Por que se preocupar com regulamentações se os ISPs já estão (teoricamente) em conformidade? Tudo se resume a responsabilidade e transparência. Os regulamentos garantem que são os eleitores, e não os ISPs, que definem as regras de trânsito online – caso contrário, não há nada que os impeça de alterar as suas operações no futuro.

A agenda anti-regulatória da FCC para as telecomunicações vai ainda mais longe do que a neutralidade da rede. Chao Jun Liu, associado legislativo sênior da organização sem fins lucrativos Electronic Frontier Foundation (EFF), observa a recente medida da FCC para reverter as regras de segurança cibernética das telecomunicações da era Biden. A FCC de Carr também revogou os requisitos para fornecer “rótulos nutricionais” para os preços da banda larga, alegando que era “pesado” para os ISPs exibir esses detalhes.

“Há muito esse tema de que os ISPs só querem fazer o que quiserem, sem limites e ninguém lhes dizendo como fazer, quando fazer (ou) em que cronograma”, disse Liu. A beira.

As regulamentações federais para ISPs parecem estar se dissolvendo como papel molhado, mas felizmente não são a única linha de defesa dos consumidores.

“Os ISPs só querem fazer o que quiserem, sem limites e sem ninguém lhes dizendo como fazer.”

— Chao Jun Liu, EFF

Os legisladores estaduais adotaram a neutralidade da rede no final da década de 2010, após a reversão da ordem de 2015 da FCC. A lei de neutralidade da rede da Califórnia de 2018, considerada o padrão ouro do país, inclui até algumas políticas que foram deixadas de fora dos padrões federais de 2015, como a proibição da classificação zero, que permite aos ISPs isentar certos aplicativos ou serviços dos limites de dados dos clientes. Vários outros estados adotaram regras semelhantes, incluindo Washington, Oregon, Colorado, Nova Jersey e Vermont.

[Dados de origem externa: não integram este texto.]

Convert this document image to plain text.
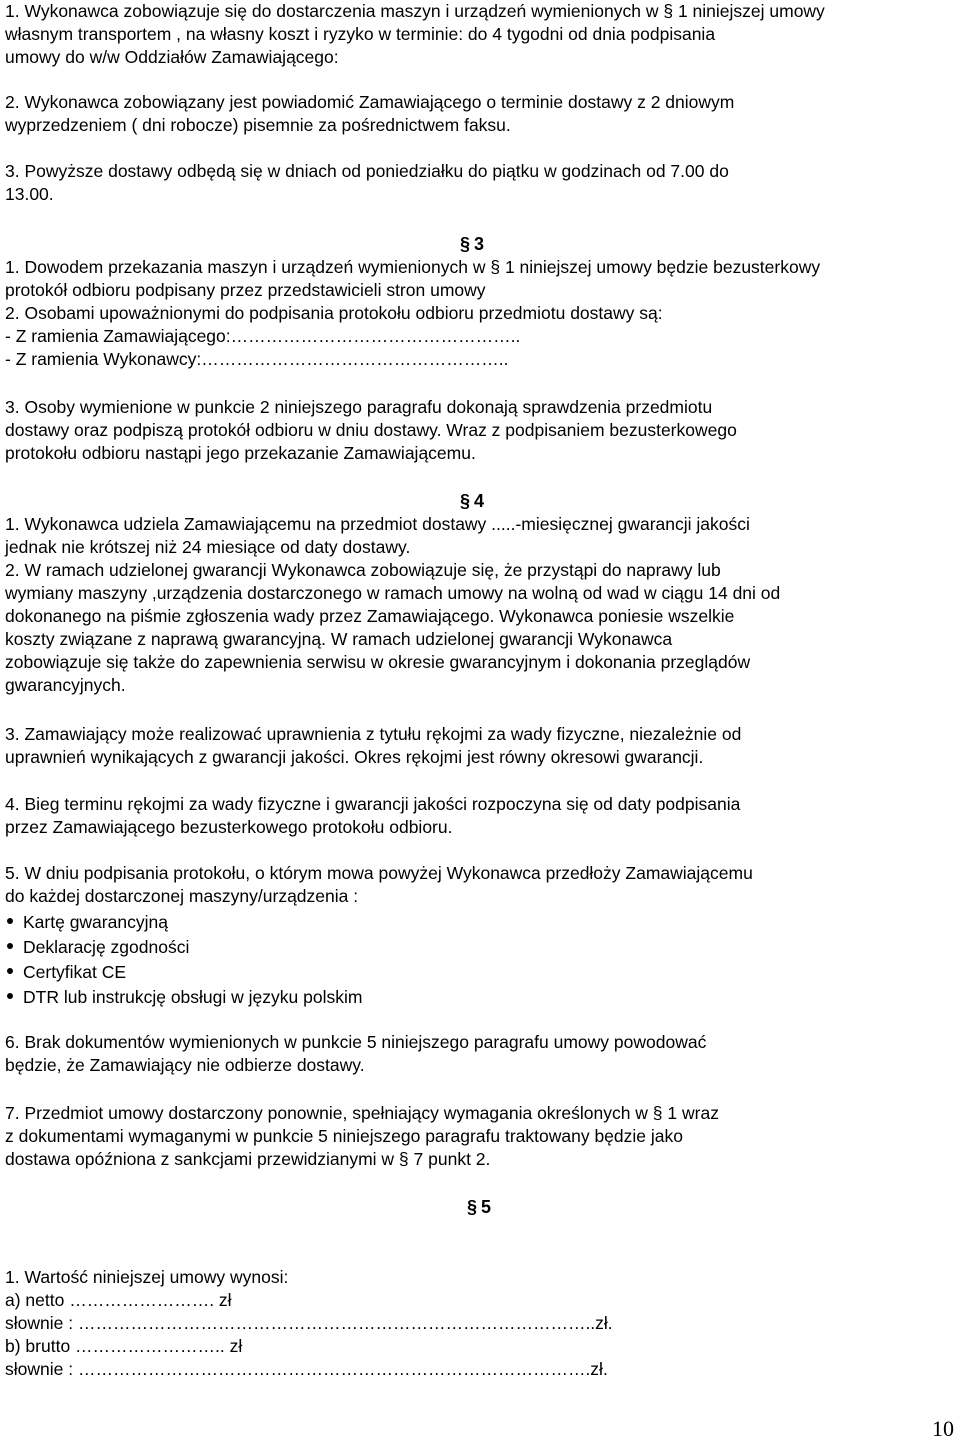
1. Wykonawca zobowiązuje się do dostarczenia maszyn i urządzeń wymienionych w § 1 niniejszej umowy
własnym transportem , na własny koszt i ryzyko w terminie: do 4 tygodni od dnia podpisania
umowy do w/w Oddziałów Zamawiającego:
2. Wykonawca zobowiązany jest powiadomić Zamawiającego o terminie dostawy z 2 dniowym
wyprzedzeniem ( dni robocze) pisemnie za pośrednictwem faksu.
3. Powyższe dostawy odbędą się w dniach od poniedziałku do piątku w godzinach od 7.00 do
13.00.
§ 3
1. Dowodem przekazania maszyn i urządzeń wymienionych w § 1 niniejszej umowy będzie bezusterkowy
protokół odbioru podpisany przez przedstawicieli stron umowy
2. Osobami upoważnionymi do podpisania protokołu odbioru przedmiotu dostawy są:
- Z ramienia Zamawiającego:…………………………………………..
- Z ramienia Wykonawcy:……………………………………………..
3. Osoby wymienione w punkcie 2 niniejszego paragrafu dokonają sprawdzenia przedmiotu
dostawy oraz podpiszą protokół odbioru w dniu dostawy. Wraz z podpisaniem bezusterkowego
protokołu odbioru nastąpi jego przekazanie Zamawiającemu.
§ 4
1. Wykonawca udziela Zamawiającemu na przedmiot dostawy .....-miesięcznej gwarancji jakości
jednak nie krótszej niż 24 miesiące od daty dostawy.
2. W ramach udzielonej gwarancji Wykonawca zobowiązuje się, że przystąpi do naprawy lub
wymiany maszyny ,urządzenia dostarczonego w ramach umowy na wolną od wad w ciągu 14 dni od
dokonanego na piśmie zgłoszenia wady przez Zamawiającego. Wykonawca poniesie wszelkie
koszty związane z naprawą gwarancyjną. W ramach udzielonej gwarancji Wykonawca
zobowiązuje się także do zapewnienia serwisu w okresie gwarancyjnym i dokonania przeglądów
gwarancyjnych.
3. Zamawiający może realizować uprawnienia z tytułu rękojmi za wady fizyczne, niezależnie od
uprawnień wynikających z gwarancji jakości. Okres rękojmi jest równy okresowi gwarancji.
4. Bieg terminu rękojmi za wady fizyczne i gwarancji jakości rozpoczyna się od daty podpisania
przez Zamawiającego bezusterkowego protokołu odbioru.
5. W dniu podpisania protokołu, o którym mowa powyżej Wykonawca przedłoży Zamawiającemu
do każdej dostarczonej maszyny/urządzenia :
Kartę gwarancyjną
Deklarację zgodności
Certyfikat CE
DTR lub instrukcję obsługi w języku polskim
6. Brak dokumentów wymienionych w punkcie 5 niniejszego paragrafu umowy powodować
będzie, że Zamawiający nie odbierze dostawy.
7. Przedmiot umowy dostarczony ponownie, spełniający wymagania określonych w § 1 wraz
z dokumentami wymaganymi w punkcie 5 niniejszego paragrafu traktowany będzie jako
dostawa opóźniona z sankcjami przewidzianymi w § 7 punkt 2.
§ 5
1. Wartość niniejszej umowy wynosi:
a) netto ……………………. zł
słownie : ……………………………………………………………………………..zł.
b) brutto …………………….. zł
słownie : …………………………………………………………………………….zł.
10
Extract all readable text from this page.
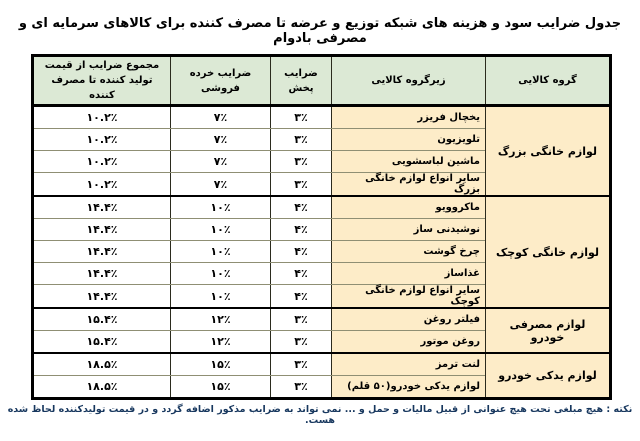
جدول ضرایب سود و هزینه های شبکه توزیع و عرضه تا مصرف کننده برای کالاهای سرمایه ای و مصرفی بادوام
گروه کالایی	زیرگروه کالایی	ضرایب پخش	ضرایب خرده فروشی	مجموع ضرایب از قیمت تولید کننده تا مصرف کننده
لوازم خانگی بزرگ	یخچال فریزر	۳٪	۷٪	۱۰.۲٪
	تلویزیون	۳٪	۷٪	۱۰.۲٪
	ماشین لباسشویی	۳٪	۷٪	۱۰.۲٪
	سایر انواع لوازم خانگی بزرگ	۳٪	۷٪	۱۰.۲٪
لوازم خانگی کوچک	ماکروویو	۴٪	۱۰٪	۱۴.۴٪
	نوشیدنی ساز	۴٪	۱۰٪	۱۴.۴٪
	چرخ گوشت	۴٪	۱۰٪	۱۴.۴٪
	غذاساز	۴٪	۱۰٪	۱۴.۴٪
	سایر انواع لوازم خانگی کوچک	۴٪	۱۰٪	۱۴.۴٪
لوازم مصرفی خودرو	فیلتر روغن	۳٪	۱۲٪	۱۵.۴٪
	روغن موتور	۳٪	۱۲٪	۱۵.۴٪
لوازم یدکی خودرو	لنت ترمز	۳٪	۱۵٪	۱۸.۵٪
	لوازم یدکی خودرو(۵۰ قلم)	۳٪	۱۵٪	۱۸.۵٪
نکته : هیچ مبلغی تحت هیچ عنوانی از قبیل مالیات و حمل و ... نمی تواند به ضرایب مذکور اضافه گردد و در قیمت تولیدکننده لحاظ شده هست.
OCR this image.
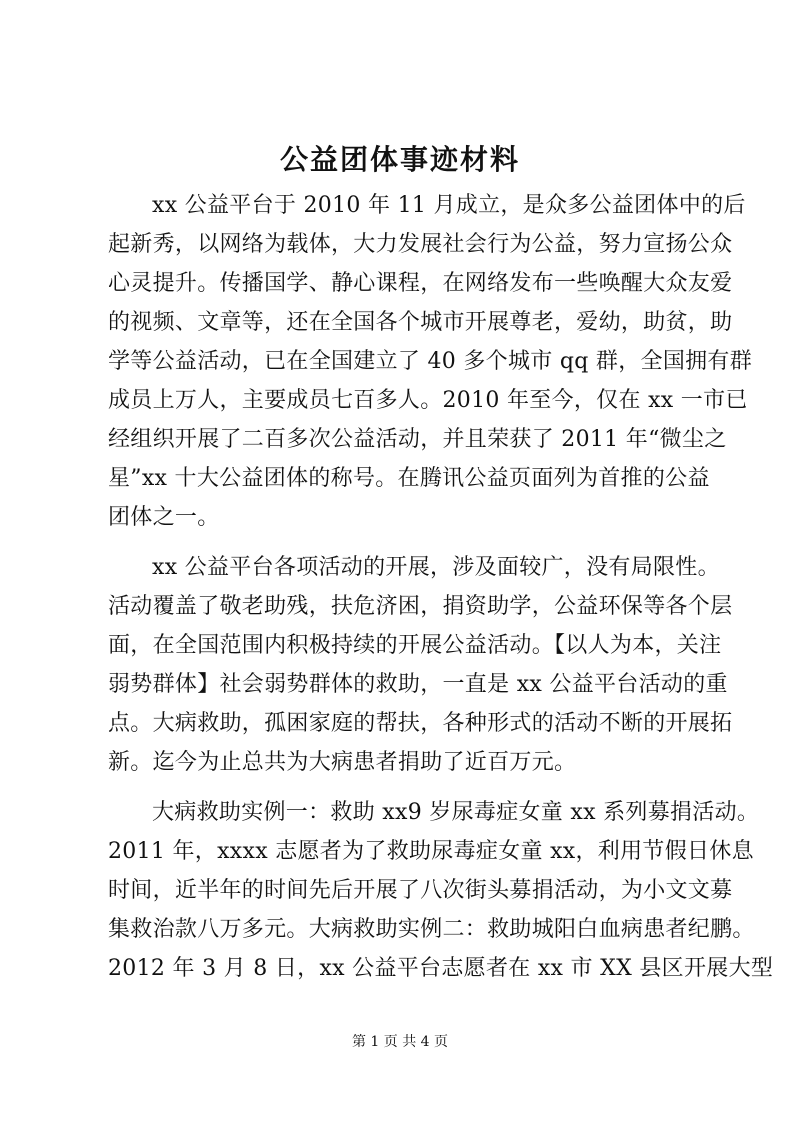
公益团体事迹材料
xx 公益平台于 2010 年 11 月成立，是众多公益团体中的后
起新秀，以网络为载体，大力发展社会行为公益，努力宣扬公众
心灵提升。传播国学、静心课程，在网络发布一些唤醒大众友爱
的视频、文章等，还在全国各个城市开展尊老，爱幼，助贫，助
学等公益活动，已在全国建立了 40 多个城市 qq 群，全国拥有群
成员上万人，主要成员七百多人。2010 年至今，仅在 xx 一市已
经组织开展了二百多次公益活动，并且荣获了 2011 年“微尘之
星”xx 十大公益团体的称号。在腾讯公益页面列为首推的公益
团体之一。
xx 公益平台各项活动的开展，涉及面较广，没有局限性。
活动覆盖了敬老助残，扶危济困，捐资助学，公益环保等各个层
面，在全国范围内积极持续的开展公益活动。【以人为本，关注
弱势群体】社会弱势群体的救助，一直是 xx 公益平台活动的重
点。大病救助，孤困家庭的帮扶，各种形式的活动不断的开展拓
新。迄今为止总共为大病患者捐助了近百万元。
大病救助实例一：救助 xx9 岁尿毒症女童 xx 系列募捐活动。
2011 年，xxxx 志愿者为了救助尿毒症女童 xx，利用节假日休息
时间，近半年的时间先后开展了八次街头募捐活动，为小文文募
集救治款八万多元。大病救助实例二：救助城阳白血病患者纪鹏。
2012 年 3 月 8 日，xx 公益平台志愿者在 xx 市 XX 县区开展大型
第 1 页 共 4 页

A revogação mais recente provocou uma nova onda desses esforços. Maine aprovou um projeto de lei bipartidário de neutralidade da rede em junho, sem a assinatura da governadora Janet Mills. Um projeto de lei para expandir as regras de neutralidade da rede de “utilidade pública” para ISPs também foi apresentado na Pensilvânia em março. Projetos de lei semelhantes foram apresentados no Senado e na Assembleia estadual do estado de Nova York também este ano.

Até agora, os ISPs têm evitado oferecer abertamente priorização paga ou “vias rápidas” convencionais, algo que os defensores da neutralidade da rede atribuem, pelo menos em parte, às regulamentações a nível estatal. “Acho que as leis estaduais de neutralidade da rede e a ameaça de novas leis mantiveram alguns dos piores resultados sob controle”, disse John Bergmayer, diretor jurídico da organização sem fins lucrativos Public Knowledge, em comunicado ao A beira.

Esta relutância, no entanto, pode estar a mudar. T-Mobile, Verizon e AT&T oferecem fatiamento de rede em suas redes 5G, permitindo que certos clientes (principalmente empresas) paguem por redes virtuais com velocidades mais altas – o que, embora não viole inerentemente os padrões de neutralidade da rede, poderia estabelecer as bases para redes segmentadas.

As leis a nível estatal são o próximo alvo no bloco de desregulamentação.

As leis a nível estatal são também o próximo alvo no bloco de desregulamentação. Em Outubro, a Administração Nacional de Telecomunicações e Informação (NTIA) iniciou um esforço para pressionar os estados a isentarem os ISPs das suas leis de neutralidade da rede, a fim de serem elegíveis para financiamento do Programa de Equidade, Acesso e Implementação de Banda Larga (BEAD) da era Biden. Num discurso no Instituto Hudson, a administradora da NTIA, Arielle Roth, chamou as leis estaduais de neutralidade da rede de “uma forma de regulação tarifária”, a prática de determinar quanto as empresas podem cobrar pelos seus serviços.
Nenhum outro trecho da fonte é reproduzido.